Les Journaux de Nina Arsenault. (The Silicone Diaries)
Les Journaux de Nina Arsenault. (The Silicone Diaries) mise en scène de Brendon Healy.
Présenté dans le cadre du Festival Magnetic North à Ottawa, qui est un espace du nouveau théâtre anglophone , Les Journaux de Nina Arsenault tient à la fois du monologue confessionnel et d’une démonstration scientifique qui suit les moindres traces du processus d’une transformation sexuelle.
Nina Arsenault , autrefois un homme, est devenu une femme d’une grande beauté et elle nous révèle tout, à travers un discours franc, intelligent sans le moindre désir d’épater le spectateur peu habitué au monde des transexuels. Ce qu’on nous invite en effet à regarder n’est pas toujours agréable puisqu’il retraçe les différentes interventions chirurgicales et nous comprenons les graves risques qu’elle courait.

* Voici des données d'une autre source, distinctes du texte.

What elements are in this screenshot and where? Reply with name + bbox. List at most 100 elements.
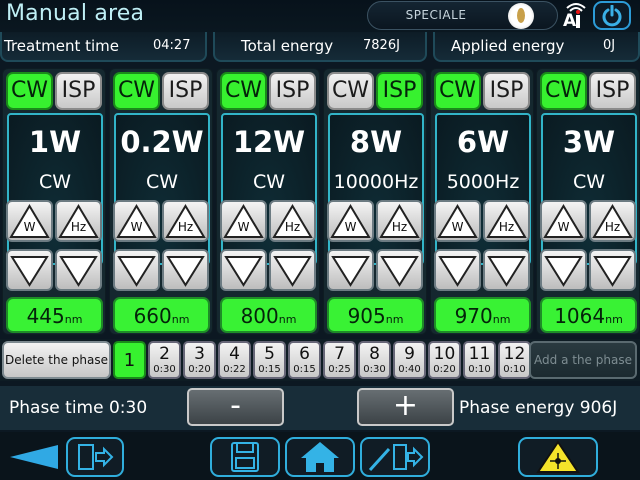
frequency-up-button[interactable]: Hz bbox=[483, 200, 530, 242]
laser-warning-icon bbox=[536, 440, 580, 473]
phase-button-11[interactable]: 11 0:10 bbox=[463, 341, 496, 379]
phase-button-9[interactable]: 9 0:40 bbox=[393, 341, 426, 379]
frequency-up-button[interactable]: Hz bbox=[589, 200, 636, 242]
frequency-down-button[interactable] bbox=[589, 249, 636, 291]
phase-button-1[interactable]: 1 bbox=[113, 341, 146, 379]
home-button[interactable] bbox=[285, 437, 355, 477]
phase-number: 6 bbox=[299, 344, 310, 364]
frequency-down-button[interactable] bbox=[269, 249, 316, 291]
isp-mode-button[interactable]: ISP bbox=[162, 72, 209, 110]
phase-time-label: Phase time 0:30 bbox=[9, 398, 148, 418]
edit-exit-button[interactable] bbox=[360, 437, 430, 477]
wavelength-badge[interactable]: 445nm bbox=[6, 297, 103, 333]
power-down-button[interactable] bbox=[540, 249, 587, 291]
phase-button-3[interactable]: 3 0:20 bbox=[183, 341, 216, 379]
phase-number: 4 bbox=[229, 344, 240, 364]
home-icon bbox=[301, 442, 339, 472]
frequency-down-button[interactable] bbox=[55, 249, 102, 291]
power-display: 0.2W CW bbox=[114, 113, 210, 265]
power-up-label: W bbox=[451, 220, 464, 234]
isp-mode-button[interactable]: ISP bbox=[483, 72, 530, 110]
phase-button-4[interactable]: 4 0:22 bbox=[218, 341, 251, 379]
frequency-down-button[interactable] bbox=[162, 249, 209, 291]
phase-button-12[interactable]: 12 0:10 bbox=[498, 341, 531, 379]
phase-duration: 0:20 bbox=[188, 364, 211, 375]
power-button[interactable] bbox=[593, 1, 631, 30]
power-up-button[interactable]: W bbox=[540, 200, 587, 242]
phase-duration: 0:30 bbox=[153, 364, 176, 375]
frequency-up-label: Hz bbox=[391, 220, 408, 234]
back-button[interactable] bbox=[0, 437, 70, 477]
wavelength-badge[interactable]: 970nm bbox=[434, 297, 531, 333]
wavelength-value: 660 bbox=[133, 304, 172, 328]
phase-button-7[interactable]: 7 0:25 bbox=[323, 341, 356, 379]
power-down-button[interactable] bbox=[434, 249, 481, 291]
mode-pill[interactable]: SPECIALE bbox=[367, 1, 558, 30]
isp-mode-button[interactable]: ISP bbox=[55, 72, 102, 110]
frequency-up-label: Hz bbox=[284, 220, 301, 234]
isp-mode-button[interactable]: ISP bbox=[589, 72, 636, 110]
power-down-button[interactable] bbox=[113, 249, 160, 291]
top-bar: Manual area SPECIALE A bbox=[0, 0, 640, 32]
laser-channel-0: CW ISP 1W CW W Hz 445nm bbox=[2, 68, 106, 335]
power-down-button[interactable] bbox=[6, 249, 53, 291]
frequency-up-label: Hz bbox=[498, 220, 515, 234]
power-down-button[interactable] bbox=[220, 249, 267, 291]
isp-mode-button[interactable]: ISP bbox=[376, 72, 423, 110]
wavelength-badge[interactable]: 800nm bbox=[220, 297, 317, 333]
power-value: 8W bbox=[349, 125, 403, 159]
power-value: 0.2W bbox=[120, 125, 204, 159]
applied-energy-label: Applied energy bbox=[451, 37, 565, 55]
save-button[interactable] bbox=[210, 437, 280, 477]
frequency-up-button[interactable]: Hz bbox=[376, 200, 423, 242]
wavelength-badge[interactable]: 905nm bbox=[327, 297, 424, 333]
laser-channel-1: CW ISP 0.2W CW W Hz 660nm bbox=[109, 68, 213, 335]
phase-time-plus-button[interactable]: + bbox=[357, 388, 454, 426]
frequency-up-button[interactable]: Hz bbox=[162, 200, 209, 242]
phase-time-minus-button[interactable]: - bbox=[187, 388, 284, 426]
isp-mode-button[interactable]: ISP bbox=[269, 72, 316, 110]
cw-mode-button[interactable]: CW bbox=[6, 72, 53, 110]
phase-button-8[interactable]: 8 0:30 bbox=[358, 341, 391, 379]
wavelength-badge[interactable]: 660nm bbox=[113, 297, 210, 333]
power-up-button[interactable]: W bbox=[434, 200, 481, 242]
cw-mode-button[interactable]: CW bbox=[327, 72, 374, 110]
mode-value: CW bbox=[145, 171, 179, 193]
treatment-time-value: 04:27 bbox=[153, 38, 191, 53]
ai-wifi-icon: A bbox=[560, 2, 590, 31]
frequency-up-button[interactable]: Hz bbox=[55, 200, 102, 242]
frequency-up-button[interactable]: Hz bbox=[269, 200, 316, 242]
phase-duration: 0:40 bbox=[398, 364, 421, 375]
laser-warning-button[interactable] bbox=[518, 437, 598, 477]
exit-door-icon bbox=[78, 444, 114, 470]
power-up-button[interactable]: W bbox=[220, 200, 267, 242]
phase-duration: 0:22 bbox=[223, 364, 246, 375]
applied-energy-box: Applied energy 0J bbox=[433, 32, 640, 62]
add-phase-button[interactable]: Add a the phase bbox=[529, 341, 637, 379]
phase-button-2[interactable]: 2 0:30 bbox=[148, 341, 181, 379]
phase-button-5[interactable]: 5 0:15 bbox=[253, 341, 286, 379]
wavelength-badge[interactable]: 1064nm bbox=[540, 297, 637, 333]
cw-mode-button[interactable]: CW bbox=[220, 72, 267, 110]
phase-number: 3 bbox=[194, 344, 205, 364]
power-down-button[interactable] bbox=[327, 249, 374, 291]
phase-button-10[interactable]: 10 0:20 bbox=[428, 341, 461, 379]
cw-mode-button[interactable]: CW bbox=[540, 72, 587, 110]
phase-duration: 0:30 bbox=[363, 364, 386, 375]
cw-mode-button[interactable]: CW bbox=[113, 72, 160, 110]
laser-channel-5: CW ISP 3W CW W Hz 1064nm bbox=[536, 68, 640, 335]
back-arrow-icon bbox=[10, 445, 58, 469]
power-up-button[interactable]: W bbox=[113, 200, 160, 242]
phase-button-6[interactable]: 6 0:15 bbox=[288, 341, 321, 379]
frequency-down-button[interactable] bbox=[376, 249, 423, 291]
power-up-button[interactable]: W bbox=[6, 200, 53, 242]
delete-phase-button[interactable]: Delete the phase bbox=[2, 341, 111, 379]
cw-mode-button[interactable]: CW bbox=[434, 72, 481, 110]
exit-button[interactable] bbox=[66, 437, 124, 477]
power-up-label: W bbox=[344, 220, 357, 234]
phase-number: 11 bbox=[468, 344, 491, 364]
power-display: 8W 10000Hz bbox=[328, 113, 424, 265]
frequency-down-button[interactable] bbox=[483, 249, 530, 291]
power-up-label: W bbox=[130, 220, 143, 234]
power-up-button[interactable]: W bbox=[327, 200, 374, 242]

Nina est constamment à la recherche de la beauté idéale, d’une hyperféminité qui met en évidence la nature purement reconstruite d’un corps dont on a dû extirper la chair masculine pour reconstruire la femme. La chair doit toujours coïncider avec les attentes de « l’autre » monde mais la tragédie de cette recherche du plus beau corps possible devient l’obsession permanente de ceux qui veulent mener une vie sans confusion identitaire.
Les vidéos, empruntées à différentes salles d’opération, témoignent de la réalité crue des interventions. Le jeu est retenu mais séducteur. La voix grave et douce de l’artiste murmure les explications; son corps se tortille pour nous montrer toutes les attitudes d’un objet complètement refait. Elle parle souvent de la geisha, modèle évident de la gestualité destinée à plaire, à séduire, à évoquer la grâce.
La reconstitution d’un corps entier qui porte en lui un rapport renouvelé avec le monde, affirme jusqu’à quel point ce spectacle incarne l’essence même du théâtre. Nina, comme un personnage de scène, est une pure reconstruction. Son recours aux accessoires, au maquillage, aux vêtements, révèlent jusqu’à quel point la féminité ou la masculinité ne sont que signifiées, mise en place par la publicité, par les idées stéréotypées et donc pas nécessairement reliées à l’être biologique.
Cependant, à la fin du spectacle, Nina ne peut rentrer chez elle et quitter son costume. Elle est devenue cet autre dont elle ne peut plus se défaire. Ce corps est à la fois un objet de grand luxe qu’on exhibe et une prison qui ne pardonne pas. Et le spectacle qui met parfois mal à l’aise. Les moments où Nina pleure la mort d’une amie, nous entrainent vers un pathos qui n’a pas de place dans un spectacle qui cherche plutôt le regard attentif des spectateurs.
Il s’agit surtout de faire comprendre la nature de ce voyage « transgenre » mené par ce « shemale/femmemâle » et peut-être aussi l’occasion de remettre en question la notion du « voyeur » associé habituellement à une réalité qu’on est censé cachée des regards trop curieux.
Un moment de théâtre étonnant et, malgré tout, émouvant.
Alvina Ruprecht
Spectacle présenté par la troupe Buddies in Bad Times de Toronto à la Salle académique de l’Université d’Ottawa.